According to the Weather Network, blue-green algae has become a problem for a majority of Canadian lakes. In fact, the bacteria that causes the algae to bloom can be found in almost every Canadian lake, and many of us don't even notice it until it is fully bloomed.
But why should we have to worry about coming into contact with blue-green algae? It's important to keep an eye out on warnings issued by your city due to the toxic traits that blue-green algae carry. Although it's called an algae, it's actually a bacteria that can cause those who come in contact with it to get sick.
Although it's not common, those who drink or come in contact with water that is contaminated with blue-green algae can experience abdominal pain, cramps, and diarrhea. In more serious cases, humans could even experience numbness and weakness throughout their muscles.
However, it's not just humans that can be affected when they come into contact with this blue-green algae. According to the Weather Network, three dogs died in Canada after being exposed to the bacteria in 2018.
Regional Medical Officer of Health in New Brunswick, Na-Koshie Lamptey told CBC that when swimming in lakes you should rinse off as soon as you get out of the water and avoid going into the water if you have cuts or open wounds.
Lamptey also states that you should limit yourself from drinking the lake water, and supervise young children and pets to also ensure that they are not drinking the water.
Multiple blue-green algae warnings are currently in effect around Canada. Most recently, New Brunswick is urging swimmers to take precaution after issuing a warning to the Saint John River.

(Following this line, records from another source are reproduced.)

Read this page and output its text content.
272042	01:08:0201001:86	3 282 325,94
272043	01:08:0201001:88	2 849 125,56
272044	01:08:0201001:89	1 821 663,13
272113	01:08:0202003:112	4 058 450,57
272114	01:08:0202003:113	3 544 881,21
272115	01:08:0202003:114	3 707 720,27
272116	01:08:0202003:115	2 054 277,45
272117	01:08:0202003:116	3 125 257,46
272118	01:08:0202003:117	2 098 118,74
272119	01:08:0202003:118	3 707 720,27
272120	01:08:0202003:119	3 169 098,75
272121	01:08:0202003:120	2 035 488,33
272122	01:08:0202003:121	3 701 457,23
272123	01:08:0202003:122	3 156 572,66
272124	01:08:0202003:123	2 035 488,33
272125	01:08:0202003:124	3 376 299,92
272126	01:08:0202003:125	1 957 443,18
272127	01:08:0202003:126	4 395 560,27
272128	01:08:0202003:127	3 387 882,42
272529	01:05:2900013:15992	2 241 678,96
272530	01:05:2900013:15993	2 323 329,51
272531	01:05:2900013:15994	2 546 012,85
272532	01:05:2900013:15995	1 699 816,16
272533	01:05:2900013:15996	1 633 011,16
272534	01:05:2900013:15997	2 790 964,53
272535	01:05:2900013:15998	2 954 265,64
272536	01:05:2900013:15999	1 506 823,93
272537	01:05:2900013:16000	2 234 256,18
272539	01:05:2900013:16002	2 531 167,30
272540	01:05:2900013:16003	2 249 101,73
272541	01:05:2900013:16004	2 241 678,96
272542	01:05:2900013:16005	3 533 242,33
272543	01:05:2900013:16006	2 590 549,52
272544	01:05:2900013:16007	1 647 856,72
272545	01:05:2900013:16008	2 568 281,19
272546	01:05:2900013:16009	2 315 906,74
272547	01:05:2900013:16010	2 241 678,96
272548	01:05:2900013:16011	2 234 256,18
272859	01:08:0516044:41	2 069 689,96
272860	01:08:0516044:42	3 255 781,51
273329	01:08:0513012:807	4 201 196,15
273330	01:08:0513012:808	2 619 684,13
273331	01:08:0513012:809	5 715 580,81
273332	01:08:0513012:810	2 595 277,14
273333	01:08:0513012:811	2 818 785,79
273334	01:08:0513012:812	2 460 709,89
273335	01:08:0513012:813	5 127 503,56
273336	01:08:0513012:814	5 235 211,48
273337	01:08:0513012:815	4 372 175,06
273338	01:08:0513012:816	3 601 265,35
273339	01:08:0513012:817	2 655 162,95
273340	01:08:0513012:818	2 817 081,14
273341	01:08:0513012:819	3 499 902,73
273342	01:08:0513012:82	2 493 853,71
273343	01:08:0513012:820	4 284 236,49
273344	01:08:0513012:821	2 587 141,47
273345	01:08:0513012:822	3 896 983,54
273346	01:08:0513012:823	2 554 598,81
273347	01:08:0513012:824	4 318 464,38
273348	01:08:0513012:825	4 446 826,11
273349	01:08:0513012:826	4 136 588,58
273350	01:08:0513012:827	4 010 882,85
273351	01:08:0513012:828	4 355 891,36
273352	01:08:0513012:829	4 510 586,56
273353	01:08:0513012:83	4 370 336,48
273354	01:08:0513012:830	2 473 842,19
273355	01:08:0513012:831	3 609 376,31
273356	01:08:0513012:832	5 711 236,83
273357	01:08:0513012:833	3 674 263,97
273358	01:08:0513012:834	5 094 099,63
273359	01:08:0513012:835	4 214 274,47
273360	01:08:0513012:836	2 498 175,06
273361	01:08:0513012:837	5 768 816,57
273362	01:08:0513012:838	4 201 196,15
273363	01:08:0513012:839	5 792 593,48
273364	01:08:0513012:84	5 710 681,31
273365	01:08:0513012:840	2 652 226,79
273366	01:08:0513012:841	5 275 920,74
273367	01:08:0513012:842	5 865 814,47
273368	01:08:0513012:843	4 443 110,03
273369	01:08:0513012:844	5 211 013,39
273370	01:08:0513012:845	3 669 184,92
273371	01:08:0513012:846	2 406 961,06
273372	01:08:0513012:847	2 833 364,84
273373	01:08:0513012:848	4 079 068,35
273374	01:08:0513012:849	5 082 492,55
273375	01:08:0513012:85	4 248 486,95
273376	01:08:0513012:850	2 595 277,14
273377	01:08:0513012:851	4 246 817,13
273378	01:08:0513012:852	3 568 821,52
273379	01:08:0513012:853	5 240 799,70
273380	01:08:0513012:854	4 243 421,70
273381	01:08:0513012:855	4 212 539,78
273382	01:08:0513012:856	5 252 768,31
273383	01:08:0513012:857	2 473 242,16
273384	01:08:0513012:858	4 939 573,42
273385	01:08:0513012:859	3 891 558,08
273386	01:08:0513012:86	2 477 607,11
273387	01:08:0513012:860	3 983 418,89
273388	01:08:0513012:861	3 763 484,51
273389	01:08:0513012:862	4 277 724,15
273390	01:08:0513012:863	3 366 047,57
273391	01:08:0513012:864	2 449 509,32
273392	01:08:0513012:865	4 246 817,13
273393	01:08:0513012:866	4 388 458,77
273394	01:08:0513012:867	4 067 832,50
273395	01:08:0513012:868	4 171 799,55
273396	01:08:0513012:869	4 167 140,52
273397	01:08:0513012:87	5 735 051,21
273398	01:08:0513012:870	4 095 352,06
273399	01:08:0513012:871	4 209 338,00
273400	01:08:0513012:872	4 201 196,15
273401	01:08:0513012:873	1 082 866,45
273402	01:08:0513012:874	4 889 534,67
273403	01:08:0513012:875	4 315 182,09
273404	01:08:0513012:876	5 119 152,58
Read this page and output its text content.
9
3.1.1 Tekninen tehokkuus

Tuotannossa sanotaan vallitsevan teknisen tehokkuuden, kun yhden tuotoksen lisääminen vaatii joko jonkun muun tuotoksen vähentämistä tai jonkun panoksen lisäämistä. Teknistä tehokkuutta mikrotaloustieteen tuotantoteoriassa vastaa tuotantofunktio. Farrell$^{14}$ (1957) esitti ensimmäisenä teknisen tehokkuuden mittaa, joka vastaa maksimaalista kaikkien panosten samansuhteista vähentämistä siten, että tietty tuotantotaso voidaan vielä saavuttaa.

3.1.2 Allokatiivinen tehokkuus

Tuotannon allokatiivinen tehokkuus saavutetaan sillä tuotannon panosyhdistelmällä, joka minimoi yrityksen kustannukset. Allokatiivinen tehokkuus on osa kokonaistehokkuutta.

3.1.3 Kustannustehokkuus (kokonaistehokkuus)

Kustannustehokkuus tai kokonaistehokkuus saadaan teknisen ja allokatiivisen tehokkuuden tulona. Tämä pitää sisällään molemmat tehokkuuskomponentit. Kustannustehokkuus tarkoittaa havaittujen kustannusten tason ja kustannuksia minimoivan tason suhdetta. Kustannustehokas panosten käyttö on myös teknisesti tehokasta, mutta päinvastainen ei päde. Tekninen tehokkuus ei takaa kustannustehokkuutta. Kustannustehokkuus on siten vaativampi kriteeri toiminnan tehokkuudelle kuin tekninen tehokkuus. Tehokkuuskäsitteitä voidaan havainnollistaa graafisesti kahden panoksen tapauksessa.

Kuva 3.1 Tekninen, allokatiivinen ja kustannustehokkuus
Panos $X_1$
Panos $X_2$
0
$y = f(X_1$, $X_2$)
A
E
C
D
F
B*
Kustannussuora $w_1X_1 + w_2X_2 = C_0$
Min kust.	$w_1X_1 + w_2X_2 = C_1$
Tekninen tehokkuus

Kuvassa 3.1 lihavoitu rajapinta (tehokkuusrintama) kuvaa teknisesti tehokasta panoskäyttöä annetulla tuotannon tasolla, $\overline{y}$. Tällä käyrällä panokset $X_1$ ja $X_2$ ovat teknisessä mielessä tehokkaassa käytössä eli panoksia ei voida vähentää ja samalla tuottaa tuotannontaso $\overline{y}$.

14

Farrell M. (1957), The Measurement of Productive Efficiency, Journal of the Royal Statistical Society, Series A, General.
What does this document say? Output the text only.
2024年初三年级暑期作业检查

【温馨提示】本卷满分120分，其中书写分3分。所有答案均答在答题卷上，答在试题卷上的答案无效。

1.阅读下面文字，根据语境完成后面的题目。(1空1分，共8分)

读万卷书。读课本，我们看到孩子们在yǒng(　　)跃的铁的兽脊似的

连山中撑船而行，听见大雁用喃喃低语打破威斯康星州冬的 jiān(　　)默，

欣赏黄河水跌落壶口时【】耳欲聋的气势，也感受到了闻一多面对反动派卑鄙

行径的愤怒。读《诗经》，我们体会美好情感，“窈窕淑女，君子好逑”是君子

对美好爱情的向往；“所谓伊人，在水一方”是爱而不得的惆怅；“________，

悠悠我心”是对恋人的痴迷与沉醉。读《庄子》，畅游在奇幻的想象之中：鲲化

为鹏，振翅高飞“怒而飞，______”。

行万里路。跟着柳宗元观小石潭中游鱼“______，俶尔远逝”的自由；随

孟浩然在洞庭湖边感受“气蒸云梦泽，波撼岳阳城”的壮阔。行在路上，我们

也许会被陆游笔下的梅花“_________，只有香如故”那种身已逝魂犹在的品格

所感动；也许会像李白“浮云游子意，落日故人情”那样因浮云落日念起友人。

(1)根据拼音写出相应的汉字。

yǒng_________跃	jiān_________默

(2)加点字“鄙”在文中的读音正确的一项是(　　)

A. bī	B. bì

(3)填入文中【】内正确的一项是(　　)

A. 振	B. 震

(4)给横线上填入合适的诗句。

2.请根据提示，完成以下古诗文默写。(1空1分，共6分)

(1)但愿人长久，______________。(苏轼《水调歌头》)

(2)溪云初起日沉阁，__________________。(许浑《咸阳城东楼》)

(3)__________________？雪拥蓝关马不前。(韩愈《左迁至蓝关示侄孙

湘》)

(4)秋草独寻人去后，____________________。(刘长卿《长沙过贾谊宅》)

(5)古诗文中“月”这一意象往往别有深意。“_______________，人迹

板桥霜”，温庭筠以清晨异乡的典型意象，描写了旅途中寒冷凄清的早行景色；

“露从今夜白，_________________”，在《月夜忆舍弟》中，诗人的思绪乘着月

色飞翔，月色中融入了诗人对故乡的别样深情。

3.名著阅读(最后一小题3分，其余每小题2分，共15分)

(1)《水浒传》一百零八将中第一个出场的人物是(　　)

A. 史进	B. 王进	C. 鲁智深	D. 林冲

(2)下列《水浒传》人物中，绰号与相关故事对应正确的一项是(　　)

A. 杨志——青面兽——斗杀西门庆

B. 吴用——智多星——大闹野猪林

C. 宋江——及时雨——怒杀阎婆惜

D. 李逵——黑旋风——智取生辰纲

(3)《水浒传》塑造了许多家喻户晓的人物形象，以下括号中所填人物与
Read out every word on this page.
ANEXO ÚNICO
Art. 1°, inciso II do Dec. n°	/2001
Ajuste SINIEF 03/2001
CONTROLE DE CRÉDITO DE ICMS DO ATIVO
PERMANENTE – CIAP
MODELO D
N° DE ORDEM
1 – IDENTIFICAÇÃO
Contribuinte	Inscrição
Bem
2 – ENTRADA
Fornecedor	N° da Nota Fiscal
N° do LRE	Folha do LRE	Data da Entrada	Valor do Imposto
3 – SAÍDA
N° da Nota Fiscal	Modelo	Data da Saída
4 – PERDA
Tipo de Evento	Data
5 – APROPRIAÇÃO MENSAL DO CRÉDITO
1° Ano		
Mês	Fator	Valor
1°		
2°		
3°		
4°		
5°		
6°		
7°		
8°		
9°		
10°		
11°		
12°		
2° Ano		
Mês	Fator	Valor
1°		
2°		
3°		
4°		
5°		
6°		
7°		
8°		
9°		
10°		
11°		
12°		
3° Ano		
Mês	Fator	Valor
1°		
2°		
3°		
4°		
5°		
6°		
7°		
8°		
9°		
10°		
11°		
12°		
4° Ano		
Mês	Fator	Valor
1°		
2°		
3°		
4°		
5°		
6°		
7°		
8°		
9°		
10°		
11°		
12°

Ontario is also experiencing some blue-green algae in their lakes after Hamilton's Public Health services confirmed that it was spotted on the shore of the city's harbor. The city is warning residents to avoid contact with the water at this time.
Alberta is also experiencing blue-green algae and has released warnings for multiple lakes across the province.
The Ontario government warns that blue-green algae is not normally visible in the water, but can be spotted when it blooms in the summer and early fall. It often gives the water a greenish tint and forms solid clumps that can look like pea soup.
If spotted, you are asked to contact your local health unit.